Twee grote digitale klokken boven de namen van Reger en Strauss; een extra dirigentenpodium in het midden van de zaal; de toegang naar de balkons versperd door enige bataljons slagwerk: nog voor er één noot geklonken had stond het al vast dat de uitvoering van Emmanuel Nunes' Quodlibet geen alledaagse ervaring zou worden.

De 58-jarige Nunes, Portugees van geboorte maar al jaren werkzaam in Frankrijk, is van de generatie die, net als de Nederlandse Notenkrakers, het serialisme met de paplepel ingegoten heeft gekregen. Anders dan bijvoorbeeld Peter Schat en Louis Andriessen is Nunes de leer trouw gebleven - waarmee zijn muziek inmiddels indruist tegen de heersende mode, maar dat zegt uiteraard niets over de kwaliteit ervan. Zijn Quodlibet uit 1991 is hoe dan ook een imponerend muziekstuk, in zijn ook door veel componisten gedeelde streven om tot dat ene, alomvattende kunstwerk te komen.
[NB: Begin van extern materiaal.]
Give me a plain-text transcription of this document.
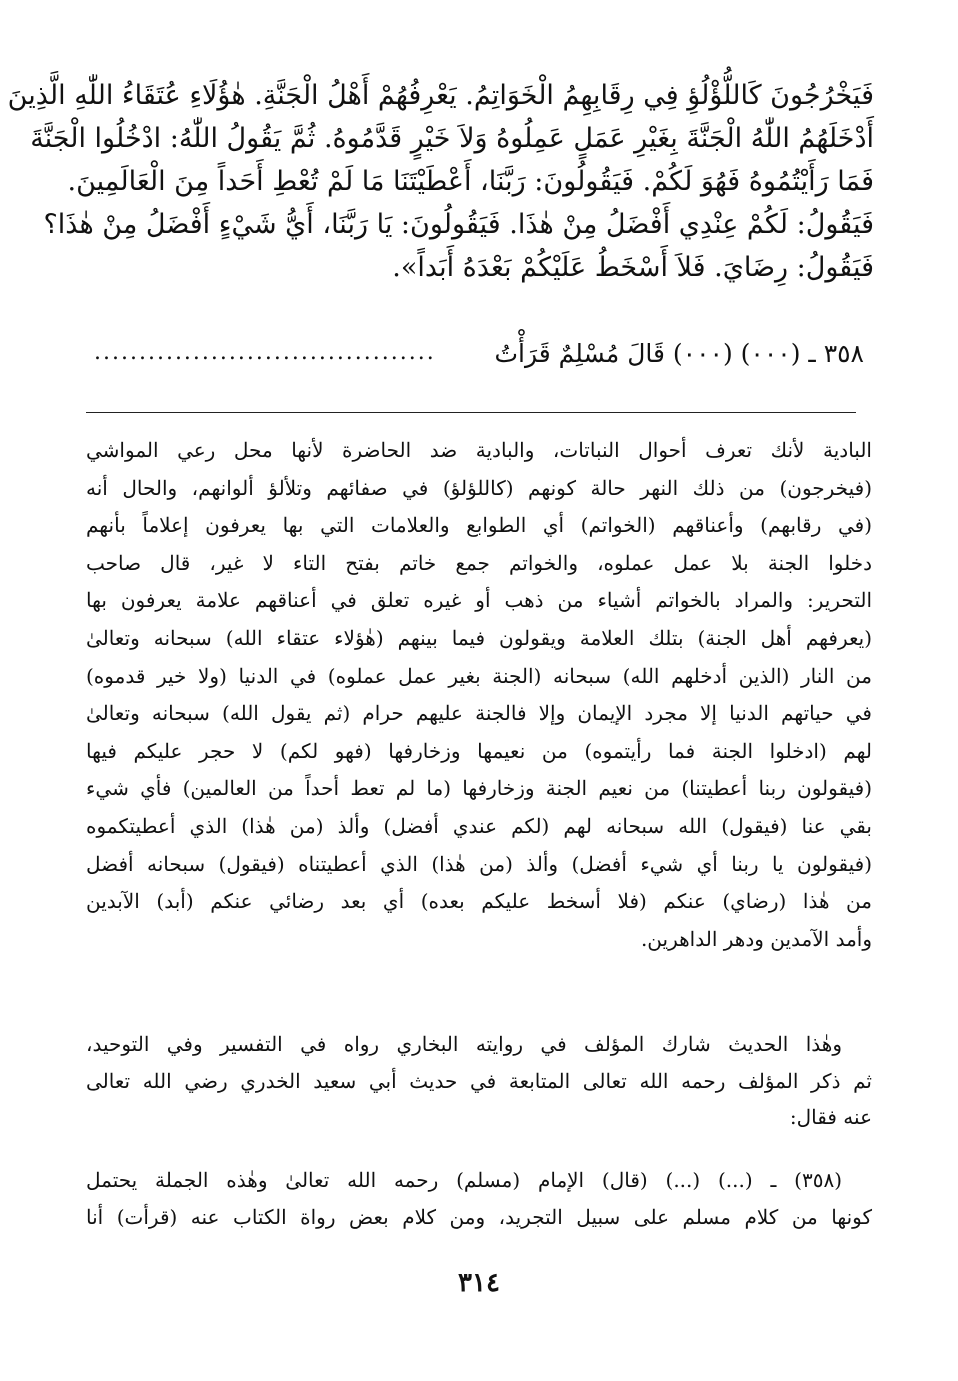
فَيَخْرُجُونَ كَاللُّؤْلُؤِ فِي رِقَابِهِمُ الْخَوَاتِمُ. يَعْرِفُهُمْ أَهْلُ الْجَنَّةِ. هٰؤُلَاءِ عُتَقَاءُ اللّٰهِ الَّذِينَ
أَدْخَلَهُمُ اللّٰهُ الْجَنَّةَ بِغَيْرِ عَمَلٍ عَمِلُوهُ وَلاَ خَيْرٍ قَدَّمُوهُ. ثُمَّ يَقُولُ اللّٰهُ: ادْخُلُوا الْجَنَّةَ
فَمَا رَأَيْتُمُوهُ فَهُوَ لَكُمْ. فَيَقُولُونَ: رَبَّنَا، أَعْطَيْتَنَا مَا لَمْ تُعْطِ أَحَداً مِنَ الْعَالَمِينَ.
فَيَقُولُ: لَكُمْ عِنْدِي أَفْضَلُ مِنْ هٰذَا. فَيَقُولُونَ: يَا رَبَّنَا، أَيُّ شَيْءٍ أَفْضَلُ مِنْ هٰذَا؟
فَيَقُولُ: رِضَايَ. فَلاَ أَسْخَطُ عَلَيْكُمْ بَعْدَهُ أَبَداً».
٣٥٨ ـ (٠٠٠) (٠٠٠) قَالَ مُسْلِمٌ قَرَأْتُ
......................................
البادية لأنك تعرف أحوال النباتات، والبادية ضد الحاضرة لأنها محل رعي المواشي
(فيخرجون) من ذلك النهر حالة كونهم (كاللؤلؤ) في صفائهم وتلألؤ ألوانهم، والحال أنه
(في رقابهم) وأعناقهم (الخواتم) أي الطوابع والعلامات التي بها يعرفون إعلاماً بأنهم
دخلوا الجنة بلا عمل عملوه، والخواتم جمع خاتم بفتح التاء لا غير، قال صاحب
التحرير: والمراد بالخواتم أشياء من ذهب أو غيره تعلق في أعناقهم علامة يعرفون بها
(يعرفهم أهل الجنة) بتلك العلامة ويقولون فيما بينهم (هٰؤلاء عتقاء الله) سبحانه وتعالىٰ
من النار (الذين أدخلهم الله) سبحانه (الجنة بغير عمل عملوه) في الدنيا (ولا خير قدموه)
في حياتهم الدنيا إلا مجرد الإيمان وإلا فالجنة عليهم حرام (ثم يقول الله) سبحانه وتعالىٰ
لهم (ادخلوا الجنة فما رأيتموه) من نعيمها وزخارفها (فهو لكم) لا حجر عليكم فيها
(فيقولون ربنا أعطيتنا) من نعيم الجنة وزخارفها (ما لم تعط أحداً من العالمين) فأي شيء
بقي عنا (فيقول) الله سبحانه لهم (لكم عندي أفضل) وألذ (من هٰذا) الذي أعطيتكموه
(فيقولون يا ربنا أي شيء أفضل) وألذ (من هٰذا) الذي أعطيتناه (فيقول) سبحانه أفضل
من هٰذا (رضاي) عنكم (فلا أسخط عليكم بعده) أي بعد رضائي عنكم (أبد) الآبدين
وأمد الآمدين ودهر الداهرين.
وهٰذا الحديث شارك المؤلف في روايته البخاري رواه في التفسير وفي التوحيد،
ثم ذكر المؤلف رحمه الله تعالى المتابعة في حديث أبي سعيد الخدري رضي الله تعالى
عنه فقال:
(٣٥٨) ـ (...) (...) (قال) الإمام (مسلم) رحمه الله تعالىٰ وهٰذه الجملة يحتمل
كونها من كلام مسلم على سبيل التجريد، ومن كلام بعض رواة الكتاب عنه (قرأت) أنا
٣١٤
Een quodlibet is een muziekstuk waarin uiteenlopende, reeds bestaande muzieken met elkaar gecombineerd worden. Voor dit werk heeft Nunes geput uit zijn eigen al dan niet voltooide composities, die hij vervolgens weer heeft bewerkt. In die zin is Quodlibet een muzikaal zelfportret, of de autobiografie van een oeuvre.
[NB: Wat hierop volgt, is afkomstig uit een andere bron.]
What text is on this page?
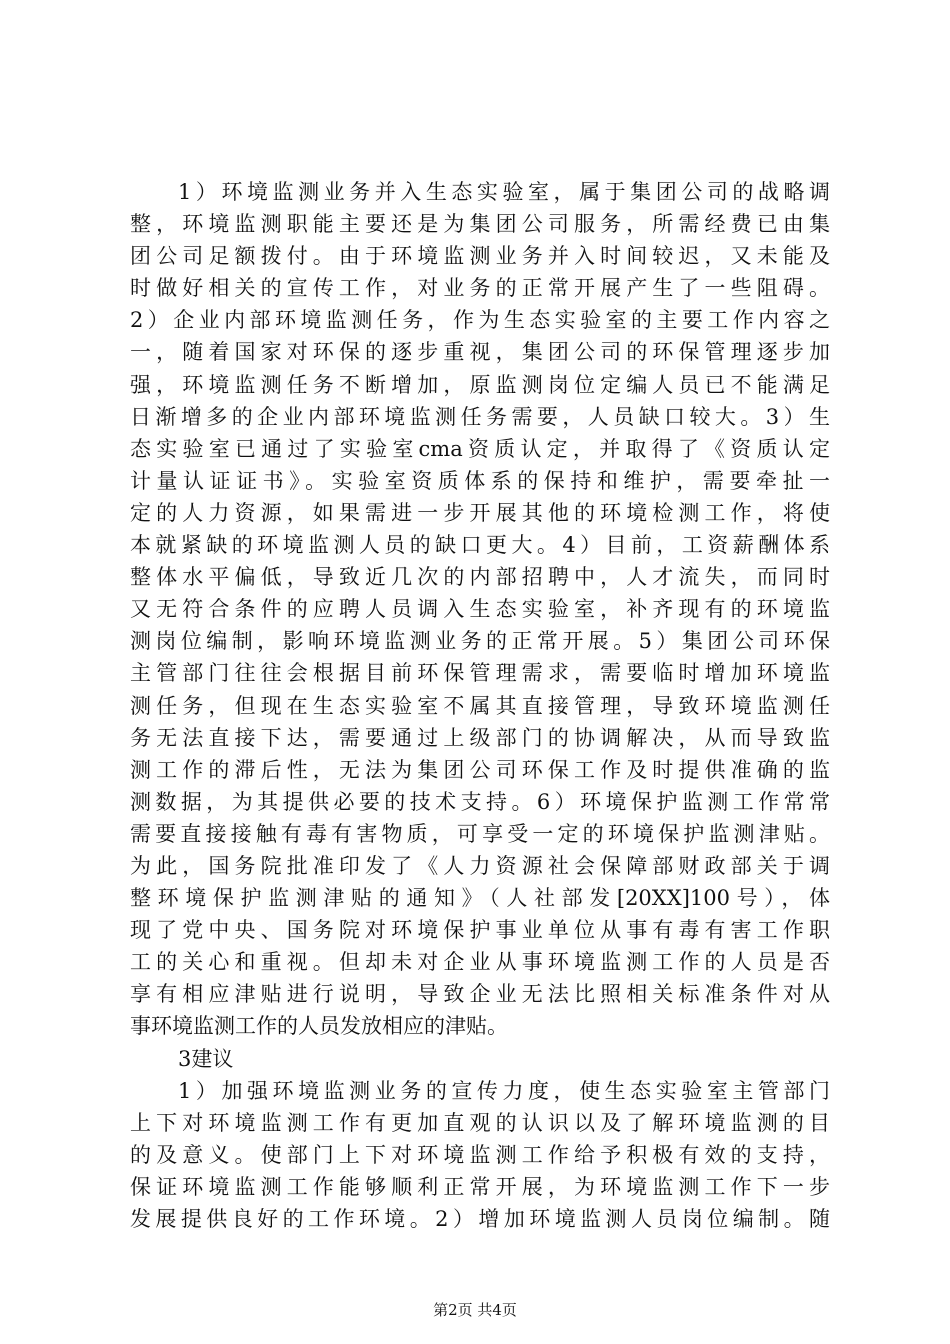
1）环境监测业务并入生态实验室，属于集团公司的战略调
整，环境监测职能主要还是为集团公司服务，所需经费已由集
团公司足额拨付。由于环境监测业务并入时间较迟，又未能及
时做好相关的宣传工作，对业务的正常开展产生了一些阻碍。
2）企业内部环境监测任务，作为生态实验室的主要工作内容之
一，随着国家对环保的逐步重视，集团公司的环保管理逐步加
强，环境监测任务不断增加，原监测岗位定编人员已不能满足
日渐增多的企业内部环境监测任务需要，人员缺口较大。3）生
态实验室已通过了实验室cma资质认定，并取得了《资质认定
计量认证证书》。实验室资质体系的保持和维护，需要牵扯一
定的人力资源，如果需进一步开展其他的环境检测工作，将使
本就紧缺的环境监测人员的缺口更大。4）目前，工资薪酬体系
整体水平偏低，导致近几次的内部招聘中，人才流失，而同时
又无符合条件的应聘人员调入生态实验室，补齐现有的环境监
测岗位编制，影响环境监测业务的正常开展。5）集团公司环保
主管部门往往会根据目前环保管理需求，需要临时增加环境监
测任务，但现在生态实验室不属其直接管理，导致环境监测任
务无法直接下达，需要通过上级部门的协调解决，从而导致监
测工作的滞后性，无法为集团公司环保工作及时提供准确的监
测数据，为其提供必要的技术支持。6）环境保护监测工作常常
需要直接接触有毒有害物质，可享受一定的环境保护监测津贴。
为此，国务院批准印发了《人力资源社会保障部财政部关于调
整环境保护监测津贴的通知》（人社部发[20XX]100号），体
现了党中央、国务院对环境保护事业单位从事有毒有害工作职
工的关心和重视。但却未对企业从事环境监测工作的人员是否
享有相应津贴进行说明，导致企业无法比照相关标准条件对从
事环境监测工作的人员发放相应的津贴。
3建议
1）加强环境监测业务的宣传力度，使生态实验室主管部门
上下对环境监测工作有更加直观的认识以及了解环境监测的目
的及意义。使部门上下对环境监测工作给予积极有效的支持，
保证环境监测工作能够顺利正常开展，为环境监测工作下一步
发展提供良好的工作环境。2）增加环境监测人员岗位编制。随
第2页 共4页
Het meest opvallende kenmerk is echter het gebruik dat hij maakt van de ruimte. Op zichzelf is dat geen noviteit, maar de manier waarop Nunes de klanken letterlijk laat bewegen, vervagen en opdoemen, met elkaar confronteert en in elkaar laat grijpen, is wel heel bijzonder.

Nunes maakt spaarzaam gebruik van zijn grote bezetting - een 45-koppig hoofdorkest, zes slagwerkers, zeven instrumentale solisten en een los rondlopend ensemble van 21 strijkers en blazers. Hoe caleidoscopisch de klankwemelingen ook zijn, transparantie staat voorop. De muziek is in aanleg 'moeilijk', met zijn seriële idioom, maar de theatrale uitwerking van de ruimtelijk verdeelde texturen is onontkoombaar, terwijl in de dunnere, melodische passages goed hoorbaar is dat Nunes woekert met zijn noten. De exploratie van de contrasten tussen hoog en laag, zowel in ruimtelijke als in muzikale zin, levert dramatische spanning op. Sommige momenten zijn bijna visionair, zoals wanneer snelle strijkersfiguren als een vlucht vogels voortjagen over een traag rimpelende ondergrond van bassen.

Toch zijn de verrassingen van dit audio-illusionisme op den duur aan slijtage onderhevig. Dan krijgen de voortdurende koperinjecties die als aanjagers fungeren iets stereotieps, en rijst de vraag of Nunes in zijn streven naar het alomvattende nu een hoogst persoonlijke of juist een hoogst onpersoonlijke compositie heeft gerealiseerd. Weliswaar blijft de uitvoering spannend, al was het alleen maar door het hoge niveau van musiceren, of door het schouwspel van twee dirigenten die erin slagen om hun over de zaal uitgezwermde musici bijeen te houden. Maar de seriële doctrine werkt toch tegen het stuk. Uiteindelijk is het muziek zonder kop of staart, een kunstige aaneenschakeling van special effects zonder plot, die op een zeer voorspelbaar moment, wanneer de klokken het hele uur naderen, zomaar - ffft - als een nachtkaars uitgaat.